Par une requête et un mémoire enregistrés les 2 et 16 décembre 2025, M. A... B... demande au tribunal :
- d’annuler la décision du 4 novembre 2025 du directeur général des Hospices civils de Lyon refusant de le titulariser en fin de stage et prononçant son licenciement ;
- d’enjoindre aux Hospices civils de Lyon de le titulariser ou de le réintégrer en qualité de stagiaire et de régulariser sa situation administrative ;
- de mettre à la charge des Hospices civils de Lyon la somme de 1 500 euros en application de l’article L. 761-1 du code de justice administrative.

Vu les pièces du dossier.

Vu le code de justice administrative.


Considérant ce qui suit :


1. Aux termes de l’article R. 222-1 du code de justice administrative : « Les présidents de tribunal administratif (et) les présidents de formation de jugement des tribunaux (…) peuvent, par ordonnance : 1° Donner acte des désistements (…) ». Aux termes de l’article R. 612-5-2 du même code : « En cas de rejet d’une demande de suspension présentée sur le fondement de l’article L. 521-1 au motif qu’il n’est pas fait état d’un moyen propre à créer, en l’état de l’instruction, un doute sérieux quant à la légalité de la décision, il appartient au requérant, sauf lorsqu'un pourvoi en cassation est exercé contre l'ordonnance rendue par le juge des référés, de confirmer le maintien de sa requête à fin d’annulation (…) dans un délai d’un mois à compter de la notification de ce rejet. A défaut, le requérant est réputé s’être désisté. / Dans le cas prévu au premier alinéa, la notification de l’ordonnance de rejet mentionne qu’à défaut de confirmation du maintien de sa requête dans le délai d’un mois, le requérant est réputé s’être désisté ».

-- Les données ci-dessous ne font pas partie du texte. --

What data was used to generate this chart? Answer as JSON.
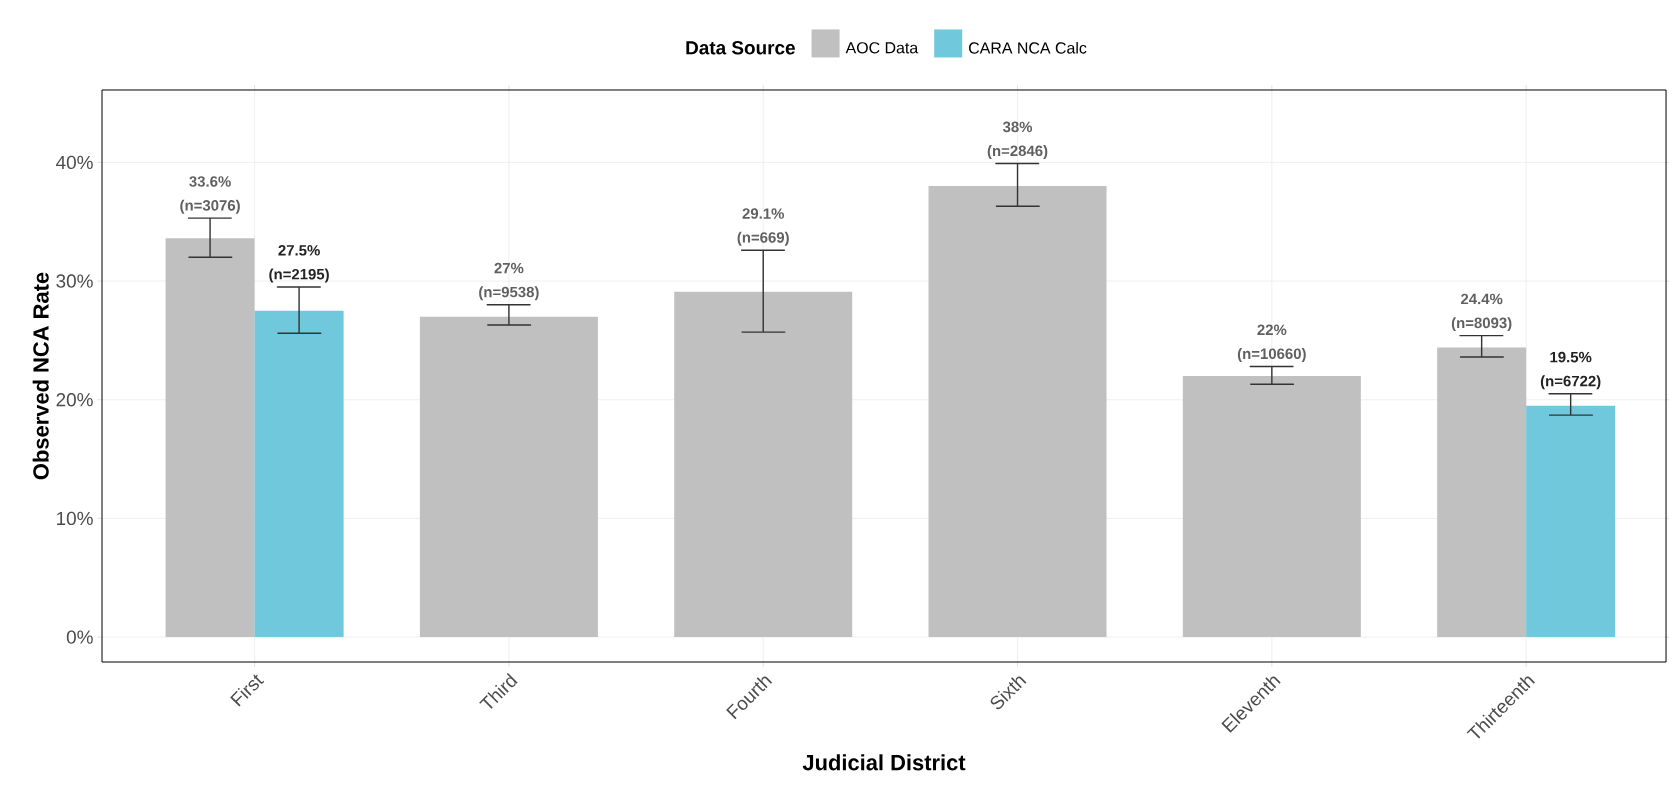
{
  "chart_data": {
    "type": "bar",
    "xlabel": "Judicial District",
    "ylabel": "Observed NCA Rate",
    "legend_title": "Data Source",
    "categories": [
      "First",
      "Third",
      "Fourth",
      "Sixth",
      "Eleventh",
      "Thirteenth"
    ],
    "series": [
      {
        "name": "AOC Data",
        "color": "#c0c0c0",
        "values": [
          33.6,
          27,
          29.1,
          38,
          22,
          24.4
        ],
        "errors": [
          [
            32.0,
            35.3
          ],
          [
            26.3,
            28.0
          ],
          [
            25.7,
            32.6
          ],
          [
            36.3,
            39.9
          ],
          [
            21.3,
            22.8
          ],
          [
            23.6,
            25.4
          ]
        ],
        "value_labels": [
          "33.6% (n=3076)",
          "27% (n=9538)",
          "29.1% (n=669)",
          "38% (n=2846)",
          "22% (n=10660)",
          "24.4% (n=8093)"
        ]
      },
      {
        "name": "CARA NCA Calc",
        "color": "#6fc8dc",
        "values": [
          27.5,
          null,
          null,
          null,
          null,
          19.5
        ],
        "errors": [
          [
            25.6,
            29.5
          ],
          null,
          null,
          null,
          null,
          [
            18.7,
            20.5
          ]
        ],
        "value_labels": [
          "27.5% (n=2195)",
          null,
          null,
          null,
          null,
          "19.5% (n=6722)"
        ]
      }
    ],
    "ylim": [
      -2.1,
      46.1
    ],
    "yticks": [
      {
        "value": 0,
        "label": "0%"
      },
      {
        "value": 10,
        "label": "10%"
      },
      {
        "value": 20,
        "label": "20%"
      },
      {
        "value": 30,
        "label": "30%"
      },
      {
        "value": 40,
        "label": "40%"
      }
    ],
    "grid": true,
    "legend": "top"
  }
}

2. Par une ordonnance n° 2515141 du 13 janvier 2026, le juge des référés du tribunal, statuant sur le fondement de l’article L. 521-1 du code de justice administrative, a rejeté la requête de M. B... tendant à la suspension de l’exécution de la décision en litige au motif qu’il n’était pas fait état d’un moyen propre à créer un doute sérieux quant à sa légalité. Cette ordonnance a été notifiée à M. B... par une correspondance dont il a été accusé réception le 16 janvier 2026 comportant la mention prévue par le second alinéa de l’article R. 612-5-2 du code de justice administrative cité ci-dessus. Ne s’étant pas pourvu en cassation contre l’ordonnance du 13 janvier 2026 et n’ayant pas confirmé le maintien de la présente requête à fin d’annulation, M. B... est réputé s’être désisté de celle-ci et il y a lieu d’en donner acte.


O R D O N N E :


Article 1er : Il est donné acte du désistement de M. B....

Article 2 : La présente ordonnance sera notifiée à M. A... B....
Copie en sera adressée pour information aux Hospices civils de Lyon.


Fait à Lyon, le 17 mars 2026.



Le président de la 3ème chambre,




A. Gille


La République mande et ordonne au ministre chargé de la santé en ce qui le concerne ou à tous commissaires de justice à ce requis en ce qui concerne les voies de droit commun contre les parties privées de pourvoir à l’exécution de la présente décision.